かつて企業の海外担当は如何なる地域にも深く入り込み、商売した武勇伝を聞きます。今は世界情勢が一変し、事業内容も異なる。豊かになって泥に塗れる仕事はシンドイ。外国に行きたくないなど様変わりです。足で稼ぐのはもはや伝説になったのかも知れません。
・進出先の実態を知らない日本企業が多いのは事実だが
インドで知られているのは米国と英国企業。次いで中国・韓国企業だという。パナソニック、ソニーの名を聞いた事があっても両社の製品を持っている人は少ない。金融、IT企業については全く聞かないと思っていい。また企業間でソフトバンクは知られていても、他の日本企業は分らないとあります。
冷蔵庫・洗濯機などは中国や韓国製、スマホもシャオミかサムスン。要するに一般人には日本企業より中韓企業のイメージが強く存在感がある、という暑い国での極めて寒い話。どうやら我々の知らない現実があるみたいです。
だがデータに基づくものでなく個人的経験から。指摘は何れの国でも報道などと同様に深いものでは無く限界があり、真相には温度差があると思えます。
日本製エアコンは静かで冷却力も優れている。だがインド人は納得しません。喧しくても風が強いのが良品と心得る。他に洗濯機、自動式より二層式が生活様式に合っている。日本人は現地の嗜好を考えず、優秀な製品は受け入られると思い込む。時代遅れとの判断も勝手な理屈だが、現地の好みに改善したので売れ行きは向上した話を聞いた事がある。カイゼンは日本の得意技。担当者が販売店を隈なく回りヒアリングした結果だが、本来は先に調査すべきもの。

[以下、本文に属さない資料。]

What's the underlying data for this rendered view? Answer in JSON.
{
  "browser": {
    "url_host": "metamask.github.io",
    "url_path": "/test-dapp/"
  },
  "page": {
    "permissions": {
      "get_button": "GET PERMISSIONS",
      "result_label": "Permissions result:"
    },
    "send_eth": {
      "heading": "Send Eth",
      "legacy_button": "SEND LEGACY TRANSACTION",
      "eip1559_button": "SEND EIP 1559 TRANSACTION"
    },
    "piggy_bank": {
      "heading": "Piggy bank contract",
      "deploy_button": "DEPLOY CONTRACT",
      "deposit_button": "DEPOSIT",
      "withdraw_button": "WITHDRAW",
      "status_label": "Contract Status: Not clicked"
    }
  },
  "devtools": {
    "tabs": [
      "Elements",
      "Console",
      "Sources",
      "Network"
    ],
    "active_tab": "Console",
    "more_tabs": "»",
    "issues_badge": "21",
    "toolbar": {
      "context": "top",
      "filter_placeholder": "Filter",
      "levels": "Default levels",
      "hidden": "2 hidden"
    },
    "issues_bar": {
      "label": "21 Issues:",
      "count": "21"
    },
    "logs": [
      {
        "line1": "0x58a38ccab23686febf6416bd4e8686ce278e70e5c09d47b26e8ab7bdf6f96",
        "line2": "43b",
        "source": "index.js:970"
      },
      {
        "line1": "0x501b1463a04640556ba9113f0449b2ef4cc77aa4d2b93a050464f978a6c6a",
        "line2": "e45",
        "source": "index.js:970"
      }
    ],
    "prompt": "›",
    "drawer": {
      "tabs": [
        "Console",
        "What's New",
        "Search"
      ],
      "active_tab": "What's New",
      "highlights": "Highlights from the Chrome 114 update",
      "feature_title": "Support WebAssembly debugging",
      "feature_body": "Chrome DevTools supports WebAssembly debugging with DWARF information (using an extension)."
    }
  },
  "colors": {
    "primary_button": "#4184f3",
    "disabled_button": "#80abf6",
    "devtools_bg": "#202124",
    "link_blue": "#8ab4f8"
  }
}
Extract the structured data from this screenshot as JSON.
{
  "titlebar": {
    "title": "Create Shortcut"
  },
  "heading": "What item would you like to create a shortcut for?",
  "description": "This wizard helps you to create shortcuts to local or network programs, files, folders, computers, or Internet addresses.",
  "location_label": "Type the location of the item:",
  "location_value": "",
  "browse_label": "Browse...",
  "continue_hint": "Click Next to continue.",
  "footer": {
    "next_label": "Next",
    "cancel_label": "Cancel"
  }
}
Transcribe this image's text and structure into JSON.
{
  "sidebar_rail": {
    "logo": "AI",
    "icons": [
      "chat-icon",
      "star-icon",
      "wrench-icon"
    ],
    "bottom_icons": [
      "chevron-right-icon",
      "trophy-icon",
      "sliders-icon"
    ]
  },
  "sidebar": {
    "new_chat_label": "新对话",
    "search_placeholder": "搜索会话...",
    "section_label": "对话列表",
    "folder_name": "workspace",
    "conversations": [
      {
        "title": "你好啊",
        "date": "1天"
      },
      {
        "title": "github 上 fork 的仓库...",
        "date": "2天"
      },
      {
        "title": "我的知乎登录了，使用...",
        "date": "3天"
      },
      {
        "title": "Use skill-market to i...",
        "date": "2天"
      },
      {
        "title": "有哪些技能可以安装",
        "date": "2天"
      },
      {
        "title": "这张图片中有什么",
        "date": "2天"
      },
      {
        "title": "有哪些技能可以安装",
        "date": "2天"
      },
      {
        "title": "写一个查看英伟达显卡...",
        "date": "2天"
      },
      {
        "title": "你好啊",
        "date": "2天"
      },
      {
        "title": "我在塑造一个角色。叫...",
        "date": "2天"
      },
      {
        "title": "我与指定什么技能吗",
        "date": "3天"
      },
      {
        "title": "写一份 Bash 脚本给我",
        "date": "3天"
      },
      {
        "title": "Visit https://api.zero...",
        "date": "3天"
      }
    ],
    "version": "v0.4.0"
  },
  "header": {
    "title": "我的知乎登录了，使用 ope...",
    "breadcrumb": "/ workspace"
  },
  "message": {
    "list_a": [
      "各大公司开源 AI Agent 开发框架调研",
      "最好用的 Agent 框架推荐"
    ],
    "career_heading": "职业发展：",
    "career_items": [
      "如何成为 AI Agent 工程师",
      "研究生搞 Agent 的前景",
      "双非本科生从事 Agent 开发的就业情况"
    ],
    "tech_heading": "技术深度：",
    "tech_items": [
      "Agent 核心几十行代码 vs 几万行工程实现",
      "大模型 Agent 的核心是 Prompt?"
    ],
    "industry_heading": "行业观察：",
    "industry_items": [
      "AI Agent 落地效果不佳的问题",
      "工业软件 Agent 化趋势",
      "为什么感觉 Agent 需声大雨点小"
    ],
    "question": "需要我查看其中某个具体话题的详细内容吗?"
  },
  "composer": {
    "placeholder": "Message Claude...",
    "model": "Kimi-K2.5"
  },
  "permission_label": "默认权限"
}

中国でも日本製は高品質、高機能だと評価する一方、市場の現実は厳しく其処まで無要無駄。それ故に売れないと指摘する報道があるほど。
富裕層には歓迎されるが、ボリュームゾーンに目が向いていない。ターゲットの置き方(セグメント)だが、現地事情に則した戦略、マーケティングが出来ていないとする氏の忠告だと解釈します。
ベトナムでも同様。発展段階では一般消費者に余裕がなく、特別な仕様装備は不要。先ずは所有欲を満たし、ウオッチングでウオンツを確実に把握するべき。時流の変化を感じて徐々に高級化を図れば、消費者は何れ時代に追い付きます。

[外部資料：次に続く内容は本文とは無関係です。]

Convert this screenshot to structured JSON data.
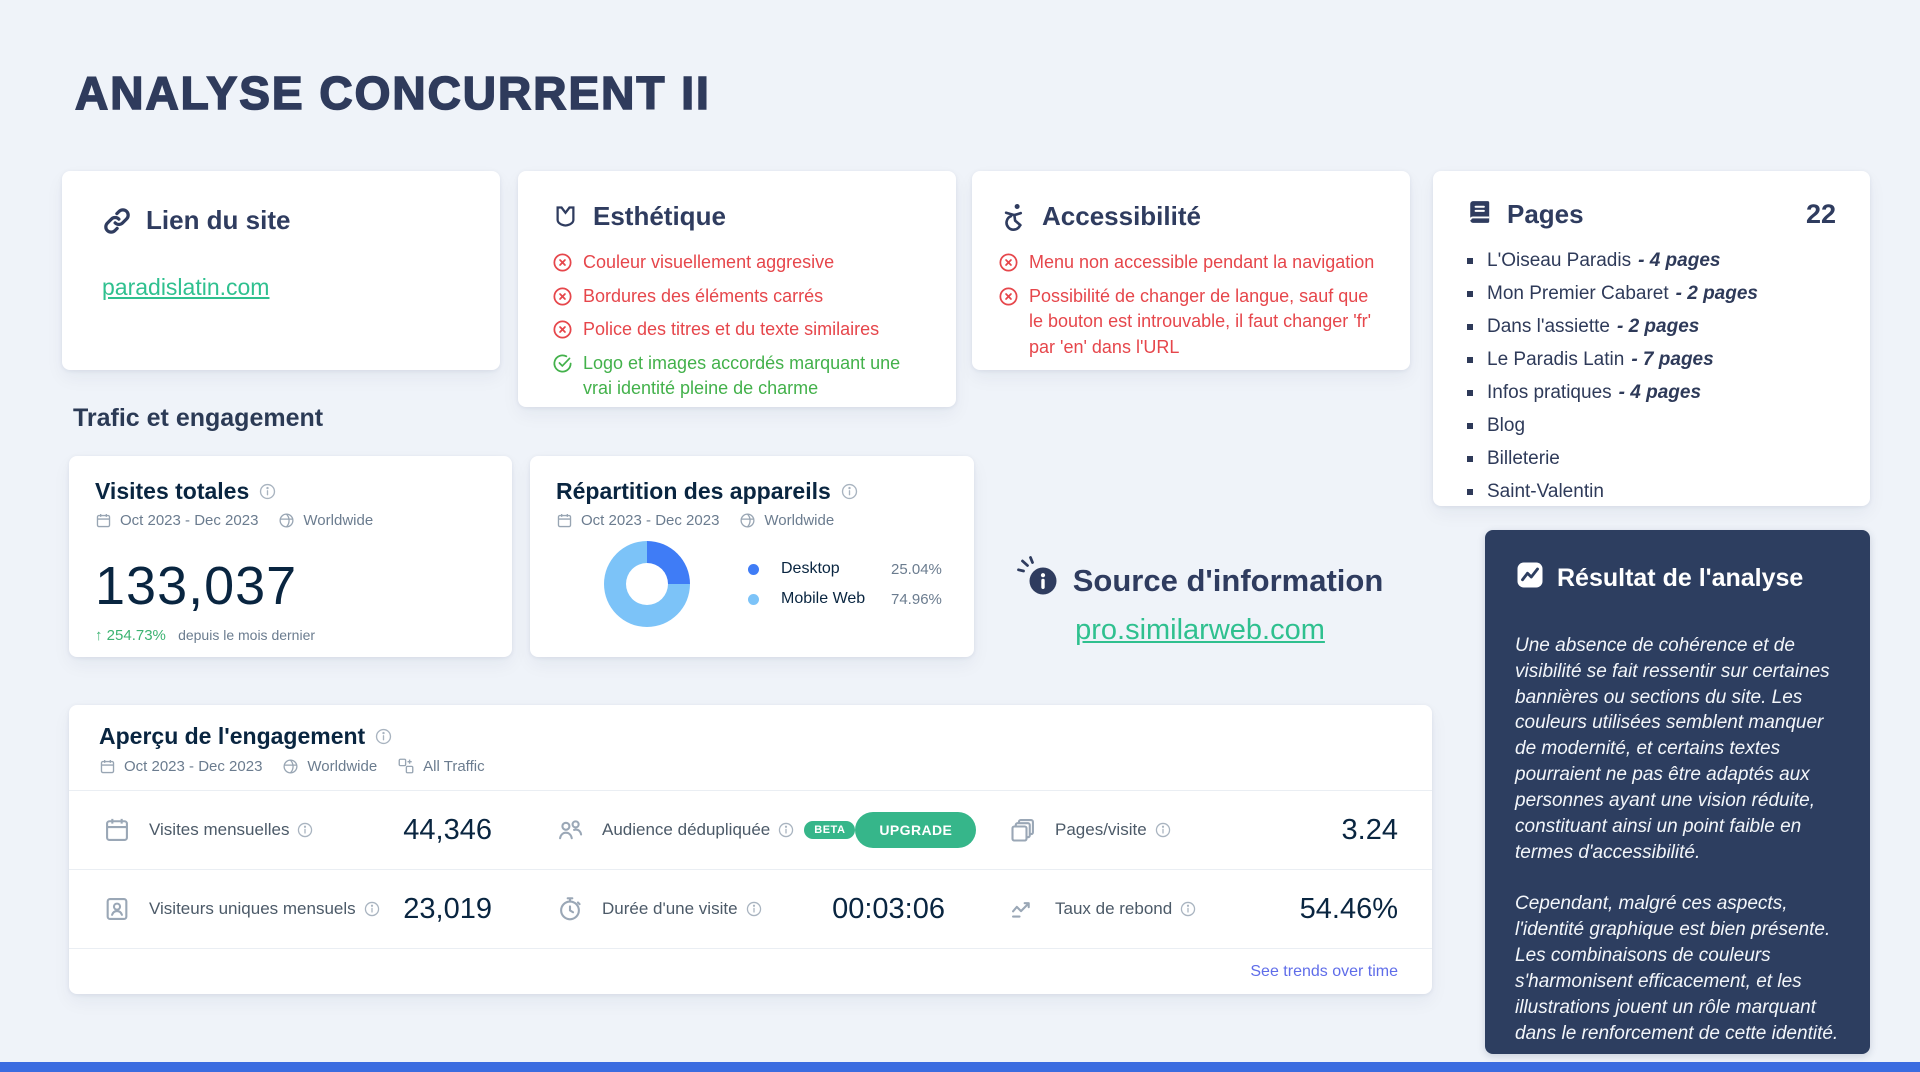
{
  "title": "ANALYSE CONCURRENT II",
  "colors": {
    "fail_red": "#e6464b",
    "pass_green": "#43b14b",
    "link_green": "#2fc08f",
    "navy": "#2f3c5f",
    "upgrade_green": "#36b68a",
    "trend_link_blue": "#5f6de9",
    "result_card_bg": "#2d3e60",
    "bottom_bar_blue": "#3b6ce0"
  },
  "site_link_card": {
    "title": "Lien du site",
    "link": "paradislatin.com"
  },
  "esthetique_card": {
    "title": "Esthétique",
    "items": [
      {
        "status": "fail",
        "text": "Couleur visuellement aggresive"
      },
      {
        "status": "fail",
        "text": "Bordures des éléments carrés"
      },
      {
        "status": "fail",
        "text": "Police des titres et du texte similaires"
      },
      {
        "status": "pass",
        "text": "Logo et images accordés marquant une vrai identité pleine de charme"
      }
    ]
  },
  "accessibilite_card": {
    "title": "Accessibilité",
    "items": [
      {
        "status": "fail",
        "text": "Menu non accessible pendant la navigation"
      },
      {
        "status": "fail",
        "text": "Possibilité de changer de langue, sauf que le bouton est introuvable, il faut changer 'fr' par 'en' dans l'URL"
      }
    ]
  },
  "pages_card": {
    "title": "Pages",
    "count": "22",
    "items": [
      {
        "name": "L'Oiseau Paradis",
        "detail": "- 4 pages"
      },
      {
        "name": "Mon Premier Cabaret",
        "detail": "- 2 pages"
      },
      {
        "name": "Dans l'assiette",
        "detail": "- 2 pages"
      },
      {
        "name": "Le Paradis Latin",
        "detail": "- 7 pages"
      },
      {
        "name": "Infos pratiques",
        "detail": "- 4 pages"
      },
      {
        "name": "Blog",
        "detail": ""
      },
      {
        "name": "Billeterie",
        "detail": ""
      },
      {
        "name": "Saint-Valentin",
        "detail": ""
      }
    ]
  },
  "traffic_section": {
    "heading": "Trafic et engagement",
    "total_visits": {
      "title": "Visites totales",
      "date_range": "Oct 2023 - Dec 2023",
      "region": "Worldwide",
      "value": "133,037",
      "change": "↑ 254.73%",
      "change_caption": "depuis le mois dernier"
    },
    "devices": {
      "title": "Répartition des appareils",
      "date_range": "Oct 2023 - Dec 2023",
      "region": "Worldwide"
    }
  },
  "chart_data": {
    "type": "pie",
    "variant": "donut",
    "title": "Répartition des appareils",
    "labels": [
      "Desktop",
      "Mobile Web"
    ],
    "values": [
      25.04,
      74.96
    ],
    "value_labels": [
      "25.04%",
      "74.96%"
    ],
    "colors": [
      "#3f7cf6",
      "#7cc3f8"
    ],
    "legend_position": "right"
  },
  "source": {
    "title": "Source d'information",
    "link": "pro.similarweb.com"
  },
  "engagement_card": {
    "title": "Aperçu de l'engagement",
    "date_range": "Oct 2023 - Dec 2023",
    "region": "Worldwide",
    "traffic_filter": "All Traffic",
    "metrics": [
      {
        "label": "Visites mensuelles",
        "value": "44,346"
      },
      {
        "label": "Audience dédupliquée",
        "badge": "BETA",
        "button": "UPGRADE"
      },
      {
        "label": "Pages/visite",
        "value": "3.24"
      },
      {
        "label": "Visiteurs uniques mensuels",
        "value": "23,019"
      },
      {
        "label": "Durée d'une visite",
        "value": "00:03:06"
      },
      {
        "label": "Taux de rebond",
        "value": "54.46%"
      }
    ],
    "footer_link": "See trends over time"
  },
  "result_card": {
    "title": "Résultat de l'analyse",
    "paragraphs": [
      "Une absence de cohérence et de visibilité se fait ressentir sur certaines bannières ou sections du site. Les couleurs utilisées semblent manquer de modernité, et certains textes pourraient ne pas être adaptés aux personnes ayant une vision réduite, constituant ainsi un point faible en termes d'accessibilité.",
      "Cependant, malgré ces aspects, l'identité graphique est bien présente. Les combinaisons de couleurs s'harmonisent efficacement, et les illustrations jouent un rôle marquant dans le renforcement de cette identité."
    ]
  }
}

とはいえ現地での事業経験からすれば、企業も愚かでないため理屈は理解している。ローカル生活すれば庶民の暮し振りも自ずと分かる。だが大手の駐在者の待遇は恵まれている。これでは市井の実態が観られない。大体は在住期間が短く慣れた頃にはもう帰任。これが良くない。自ら機会損失を招いています。